Overview#
This practical session will give an introduction to code and data versioning.
The first part will guide you through the usage of Git for code versioning, while the second part will explain how to use Git with DVC in order to perform code and data versioning.
The objective of the tutorial is to gain knowledge on:
how to use Git in a basic way in order to properly version your code.
how to describe your expriments as data pipelines, encoded as YAML files, to make them easily reproducible.
Running interactively the notebooks#
To run interactively the content of this book you have two options: run it locally or use Colab.
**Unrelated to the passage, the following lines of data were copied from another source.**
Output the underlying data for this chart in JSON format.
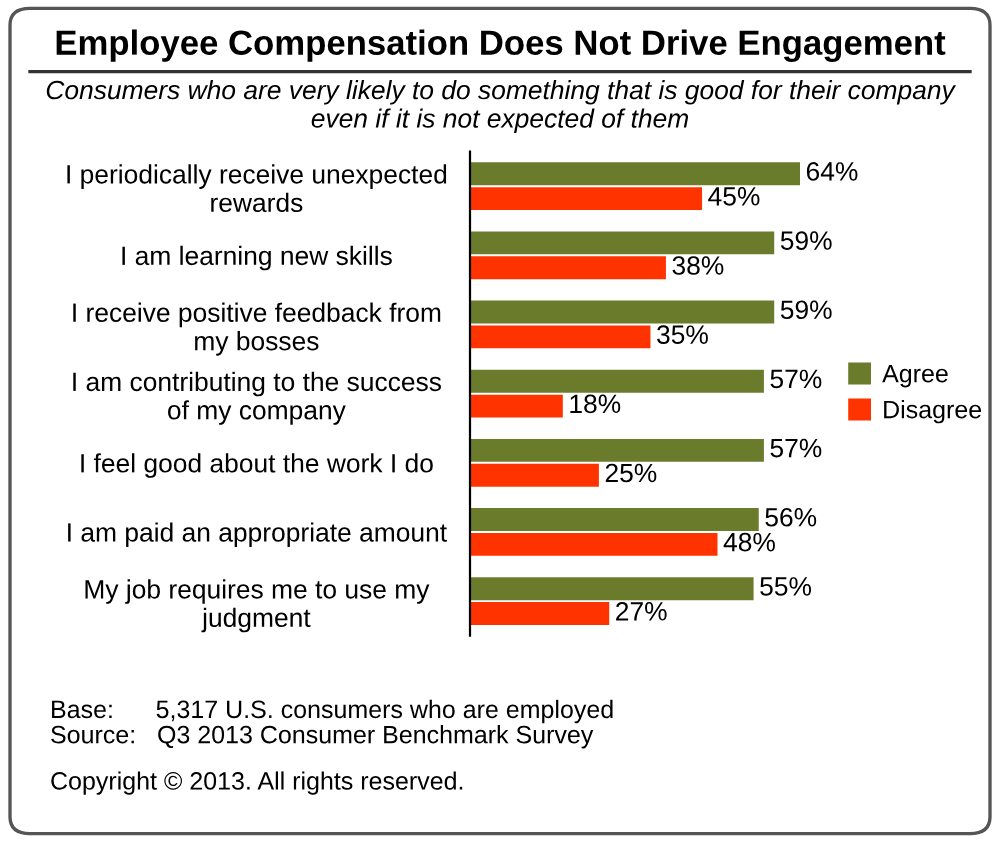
{
  "chart_data": {
    "type": "bar",
    "orientation": "horizontal",
    "title": "Employee Compensation Does Not Drive Engagement",
    "subtitle": "Consumers who are very likely to do something that is good for their company\neven if it is not expected of them",
    "categories": [
      "I periodically receive unexpected\nrewards",
      "I am learning new skills",
      "I receive positive feedback from\nmy bosses",
      "I am contributing to the success\nof my company",
      "I feel good about the work I do",
      "I am paid an appropriate amount",
      "My job requires me to use my\njudgment"
    ],
    "series": [
      {
        "name": "Agree",
        "color": "#6b7b2c",
        "values": [
          64,
          59,
          59,
          57,
          57,
          56,
          55
        ],
        "value_labels": [
          "64%",
          "59%",
          "59%",
          "57%",
          "57%",
          "56%",
          "55%"
        ]
      },
      {
        "name": "Disagree",
        "color": "#ff3300",
        "values": [
          45,
          38,
          35,
          18,
          25,
          48,
          27
        ],
        "value_labels": [
          "45%",
          "38%",
          "35%",
          "18%",
          "25%",
          "48%",
          "27%"
        ]
      }
    ],
    "legend": "right",
    "grid": false,
    "annotations": [
      "Base:      5,317 U.S. consumers who are employed",
      "Source:   Q3 2013 Consumer Benchmark Survey",
      "Copyright © 2013. All rights reserved."
    ]
  }
}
If you have a system on which you are used to work with the command-line, then we encourage you to try following the session with a local setup. The benefit will be that you will leave the tutorial with your system configured and ready to use.
If you are not used to work with the command line of your system, we encourage you to follow the turorial online on Collab.
When the content of the page is interactive, hover over the rocket icon at the top of the page an click “Colab” to open a cloud version of the same page. Colab notebooks are very similar to jupyter notebooks and the content can be executed cell by cell by clicking Ctrl-Enter (or Cmd-Enter).
You need to login with a Google account and authorize to link with github.
For the last chapter which relies on deep learning models, you can choose a runtime with GPU (Runtime menu -> “Change runtime type”). This will improve significantly the networks training times. Note that the training can stil be performed on CPU but will last a few minutes.
Clone the repository:
git clone https://github.com/aramis-lab/NOW-2023
cd NOW-2023
Create a dedicated environment
conda env create -f environment.yml
conda activate now
Install the dependencies
pip install -r ./requirements.txt
pip install -r ./jupyter-book/requirements.txt
Launch jupyterlab or jupyter notebook
jupyter lab
A new browser window will open, choose the correponding notebook from the folder notebooks
.
Prerequisite
Programming knowledge in Python, basics usage of PyTorch (see here).